A House committee has passed a bill to lower Ohio's legal limit to .08.
By IAN HILL
VINDICATOR STAFF WRITER
COLUMBUS -- The man who killed Traci Jungkurth's family had a blood-alcohol level that would make it illegal for him to drive in Florida, Illinois or North Carolina today.
But not in Ohio.
That's why Jungkurth, 41, of Westerville, wants the Ohio Legislature to make it illegal for anyone who has a Blood Alcohol Concentration of .08 to drive. The current legal limit in Ohio is .10.
"My family was slaughtered because of .08," she said. BAC is the amount of alcohol in a certain volume of a person's blood. If a person has a BAC of .10, alcohol comprises one-tenth of 1 percent of his or her blood.
Jungkurth's husband and 8-year-old son were killed in a car crash in Tennessee in 1996 when the legal limit there was .10. The 22-year-old man driving the other car in the crash had a BAC of .08, Jungkurth said. As a result, he wasn't charged with drunken driving.
Instead, he was convicted of vehicular manslaughter and sent to jail until this May, when he was released.
"He was drunk enough to kill my family, but not drunk enough to get a DUI," she said.
Uphill battle: Still, Jungkurth and other supporters of lowering the legal limit may have an uphill battle in the state Legislature.
"I'm not a big fan of lowering it," said state Sen. Robert F. Hagan of Youngstown, D-33rd. Hagan said he feels that law enforcement officials have done a good job of reducing the risk of drunken driving in Ohio using the .10 limit.
State Rep. Kenneth Carano of Austintown, D-65th, said he thinks lowering the legal limit would clog the courts with additional drunken driving cases. He also said that he believes there isn't much difference in the effects of a .10 BAC and a .08 BAC.
"I think that lowering it won't solve the problem," Carano said, adding that he would like to see law enforcement officials do more to enforce the .10 limit.
A bill to lower the legal limit to .08 beginning in October 2003 passed the House transportation and public safety committee in June. It could go to the house floor for a vote when the Legislature returns from summer break in September.
Congress has mandated that every state must lower the limit to .08 by 2003 in order to avoid losing federal highway funding. Twenty-four states and the District of Columbia have met the mandate.
"We think the funding cut certainly should be an eye-opener," said Judith Mead, executive director of the Ohio chapter of Mothers Against Drunk Driving.
Campaign: Mead said the organization will start a "grassroots" campaign this fall to encourage the Legislature to lower the limit. The campaign will call for MADD members to talk to their neighbors, friends and members of their community about lowering the limit, she said.

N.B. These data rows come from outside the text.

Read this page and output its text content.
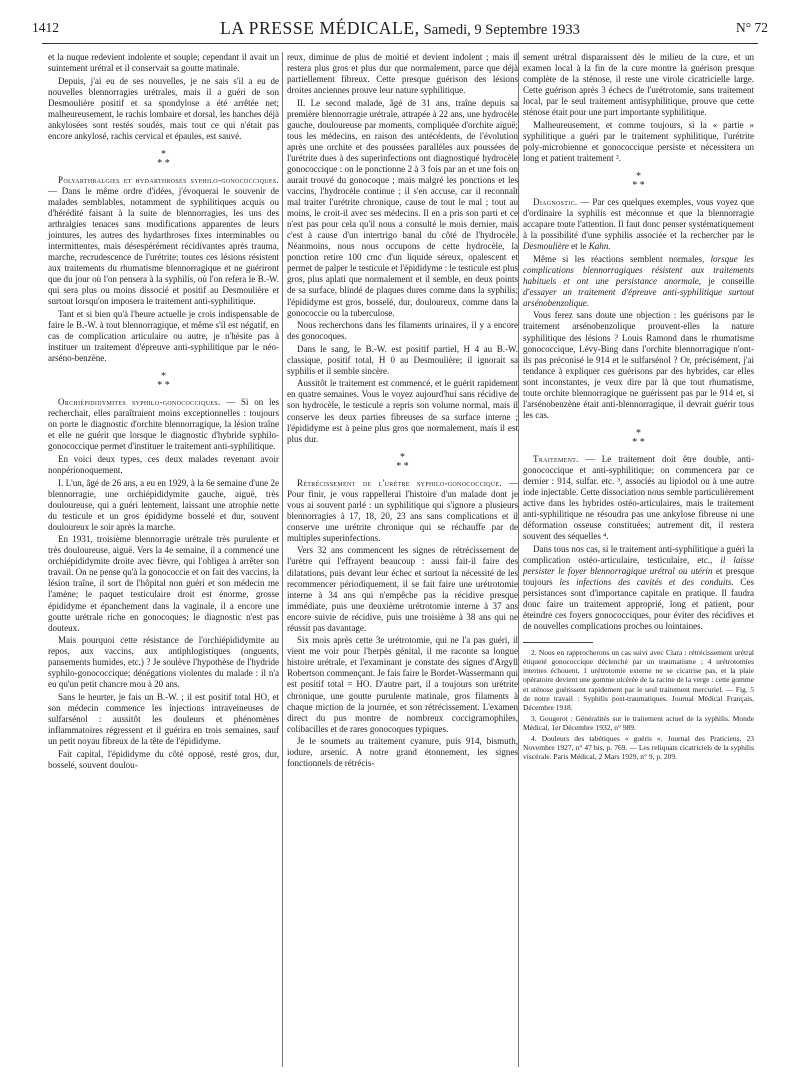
1412	LA PRESSE MÉDICALE, Samedi, 9 Septembre 1933	N° 72

et la nuque redevient indolente et souple; cependant il avait un suintement urétral et il conservait sa goutte matinale.

Depuis, j'ai eu de ses nouvelles, je ne sais s'il a eu de nouvelles blennorragies urétrales, mais il a guéri de son Desmoulière positif et sa spondylose a été arrêtée net; malheureusement, le rachis lombaire et dorsal, les hanches déjà ankylosées sont restés soudés, mais tout ce qui n'était pas encore ankylosé, rachis cervical et épaules, est sauvé.

*
* *

Polyarthralgies et hydarthroses syphilo-gonococciques. — Dans le même ordre d'idées, j'évoquerai le souvenir de malades semblables, notamment de syphilitiques acquis ou d'hérédité faisant à la suite de blennorragies, les uns des arthralgies tenaces sans modifications apparentes de leurs jointures, les autres des hydarthroses fixes interminables ou intermittentes, mais désespérément récidivantes après trauma, marche, recrudescence de l'urétrite; toutes ces lésions résistent aux traitements du rhumatisme blennorragique et ne guériront que du jour où l'on pensera à la syphilis, où l'on refera le B.-W. qui sera plus ou moins dissocié et positif au Desmoulière et surtout lorsqu'on imposera le traitement anti-syphilitique.

Tant et si bien qu'à l'heure actuelle je crois indispensable de faire le B.-W. à tout blennorragique, et même s'il est négatif, en cas de complication articulaire ou autre, je n'hésite pas à instituer un traitement d'épreuve anti-syphilitique par le néo-arséno-benzène.

*
* *

Orchiépididymites syphilo-gonococciques. — Si on les recherchait, elles paraîtraient moins exceptionnelles : toujours on porte le diagnostic d'orchite blennorragique, la lésion traîne et elle ne guérit que lorsque le diagnostic d'hybride syphilo-gonococcique permet d'instituer le traitement anti-syphilitique.

En voici deux types, ces deux malades revenant avoir nonpérionoquement.

I. L'un, âgé de 26 ans, a eu en 1929, à la 6e semaine d'une 2e blennorragie, une orchiépididymite gauche, aiguë, très douloureuse, qui a guéri lentement, laissant une atrophie nette du testicule et un gros épididyme bosselé et dur, souvent douloureux le soir après la marche.

En 1931, troisième blennorragie urétrale très purulente et très douloureuse, aiguë. Vers la 4e semaine, il a commencé une orchiépididymite droite avec fièvre, qui l'obligea à arrêter son travail. On ne pense qu'à la gonococcie et on fait des vaccins, la lésion traîne, il sort de l'hôpital non guéri et son médecin me l'amène; le paquet testiculaire droit est énorme, grosse épididyme et épanchement dans la vaginale, il a encore une goutte urétrale riche en gonocoques; le diagnostic n'est pas douteux.

Mais pourquoi cette résistance de l'orchiépididymite au repos, aux vaccins, aux antiphlogistiques (onguents, pansements humides, etc.) ? Je soulève l'hypothèse de l'hydride syphilo-gonococcique; dénégations violentes du malade : il n'a eu qu'un petit chancre mou à 20 ans.

Sans le heurter, je fais un B.-W. ; il est positif total HO, et son médecin commence les injections intraveineuses de sulfarsénol : aussitôt les douleurs et phénomènes inflammatoires régressent et il guérira en trois semaines, sauf un petit noyau fibreux de la tête de l'épididyme.

Fait capital, l'épididyme du côté opposé, resté gros, dur, bosselé, souvent doulou-

reux, diminue de plus de moitié et devient indolent ; mais il restera plus gros et plus dur que normalement, parce que déjà partiellement fibreux. Cette presque guérison des lésions droites anciennes prouve leur nature syphilitique.

II. Le second malade, âgé de 31 ans, traîne depuis sa première blennorragie urétrale, attrapée à 22 ans, une hydrocèle gauche, douloureuse par moments, compliquée d'orchite aiguë; tous les médecins, en raison des antécédents, de l'évolution après une orchite et des poussées parallèles aux poussées de l'urétrite dues à des superinfections ont diagnostiqué hydrocèle gonococcique : on le ponctionne 2 à 3 fois par an et une fois on aurait trouvé du gonocoque ; mais malgré les ponctions et les vaccins, l'hydrocèle continue ; il s'en accuse, car il reconnaît mal traiter l'urétrite chronique, cause de tout le mal ; tout au moins, le croit-il avec ses médecins. Il en a pris son parti et ce n'est pas pour cela qu'il nous a consulté le mois dernier, mais c'est à cause d'un intertrigo banal du côté de l'hydrocèle. Néanmoins, nous nous occupons de cette hydrocèle, la ponction retire 100 cmc d'un liquide séreux, opalescent et permet de palper le testicule et l'épididyme : le testicule est plus gros, plus aplati que normalement et il semble, en deux points de sa surface, blindé de plaques dures comme dans la syphilis; l'épididyme est gros, bosselé, dur, douloureux, comme dans la gonococcie ou la tuberculose.

Nous recherchons dans les filaments urinaires, il y a encore des gonocoques.

Dans le sang, le B.-W. est positif partiel, H 4 au B.-W. classique, positif total, H 0 au Desmoulière; il ignorait sa syphilis et il semble sincère.

Aussitôt le traitement est commencé, et le guérit rapidement en quatre semaines. Vous le voyez aujourd'hui sans récidive de son hydrocèle, le testicule a repris son volume normal, mais il conserve les deux parties fibreuses de sa surface interne ; l'épididyme est à peine plus gros que normalement, mais il est plus dur.

*
* *

Rétrécissement de l'urètre syphilo-gonococcique. — Pour finir, je vous rappellerai l'histoire d'un malade dont je vous ai souvent parlé : un syphilitique qui s'ignore a plusieurs blennorragies à 17, 18, 20, 23 ans sans complications et il conserve une urétrite chronique qui se réchauffe par de multiples superinfections.

Vers 32 ans commencent les signes de rétrécissement de l'urètre qui l'effrayent beaucoup : aussi fait-il faire des dilatations, puis devant leur échec et surtout la nécessité de les recommencer périodiquement, il se fait faire une urétrotomie interne à 34 ans qui n'empêche pas la récidive presque immédiate, puis une deuxième urétrotomie interne à 37 ans encore suivie de récidive, puis une troisième à 38 ans qui ne réussit pas davantage.

Six mois après cette 3e urétrotomie, qui ne l'a pas guéri, il vient me voir pour l'herpès génital, il me raconte sa longue histoire urétrale, et l'examinant je constate des signes d'Argyll Robertson commençant. Je fais faire le Bordet-Wassermann qui est positif total = HO. D'autre part, il a toujours son urétrite chronique, une goutte purulente matinale, gros filaments à chaque miction de la journée, et son rétrécissement. L'examen direct du pus montre de nombreux coccigramophiles, colibacilles et de rares gonocoques typiques.

Je le soumets au traitement cyanure, puis 914, bismuth, iodure, arsenic. A notre grand étonnement, les signes fonctionnels de rétrécis-

sement urétral disparaissent dès le milieu de la cure, et un examen local à la fin de la cure montre la guérison presque complète de la sténose, il reste une virole cicatricielle large. Cette guérison après 3 échecs de l'urétrotomie, sans traitement local, par le seul traitement antisyphilitique, prouve que cette sténose était pour une part importante syphilitique.

Malheureusement, et comme toujours, si la « partie » syphilitique a guéri par le traitement syphilitique, l'urétrite poly-microbienne et gonococcique persiste et nécessitera un long et patient traitement ².

*
* *

Diagnostic. — Par ces quelques exemples, vous voyez que d'ordinaire la syphilis est méconnue et que la blennorragie accapare toute l'attention. Il faut donc penser systématiquement à la possibilité d'une syphilis associée et la rechercher par le Desmoulière et le Kahn.

Même si les réactions semblent normales, lorsque les complications blennorragiques résistent aux traitements habituels et ont une persistance anormale, je conseille d'essayer un traitement d'épreuve anti-syphilitique surtout arsénobenzolique.

Vous ferez sans doute une objection : les guérisons par le traitement arsénobenzolique prouvent-elles la nature syphilitique des lésions ? Louis Ramond dans le rhumatisme gonococcique, Lévy-Bing dans l'orchite blennorragique n'ont-ils pas préconisé le 914 et le sulfarsénol ? Or, précisément, j'ai tendance à expliquer ces guérisons par des hybrides, car elles sont inconstantes, je veux dire par là que tout rhumatisme, toute orchite blennorragique ne guérissent pas par le 914 et, si l'arsénobenzène était anti-blennorragique, il devrait guérir tous les cas.

*
* *

Traitement. — Le traitement doit être double, anti-gonococcique et anti-syphilitique; on commencera par ce dernier : 914, sulfar. etc. ³, associés au lipiodol ou à une autre iode injectable. Cette dissociation nous semble particulièrement active dans les hybrides ostéo-articulaires, mais le traitement anti-syphilitique ne résoudra pas une ankylose fibreuse ni une déformation osseuse constituées; autrement dit, il restera souvent des séquelles ⁴.

Dans tous nos cas, si le traitement anti-syphilitique a guéri la complication ostéo-articulaire, testiculaire, etc., il laisse persister le foyer blennorragique urétral ou utérin et presque toujours les infections des cavités et des conduits. Ces persistances sont d'importance capitale en pratique. Il faudra donc faire un traitement approprié, long et patient, pour éteindre ces foyers gonococciques, pour éviter des récidives et de nouvelles complications proches ou lointaines.

2. Nous en rapprocherons un cas suivi avec Clara : rétrécissement urétral étiqueté gonococcique déclenché par un traumatisme ; 4 urétrotomies internes échouent, 1 urétrotomie externe ne se cicatrise pas, et la plaie opératoire devient une gomme ulcérée de la racine de la verge : cette gomme et sténose guérissent rapidement par le seul traitement mercuriel. — Fig. 5 de notre travail : Syphilis post-traumatiques. Journal Médical Français, Décembre 1918.

3. Gougerot : Généralités sur le traitement actuel de la syphilis. Monde Médical, 1er Décembre 1932, n° 989.

4. Douleurs des tabétiques « guéris ». Journal des Praticiens, 23 Novembre 1927, n° 47 bis, p. 769. — Les reliquats cicatriciels de la syphilis viscérale. Paris Médical, 2 Mars 1929, n° 9, p. 209.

Mead also acknowledged that the push to lower the legal limit has its opponents in the Legislature. She noted that one of the bill's biggest opponents is Senate President Richard Finan of Cincinnati, R-7th.
Finan has said he feels lowering the limit will target social drinkers.
However, Mead said that a 170-pound person would have to drink four cans of beer, or four shots of liquor or four mixed drinks on an empty stomach in an hour to have a BAC of .08.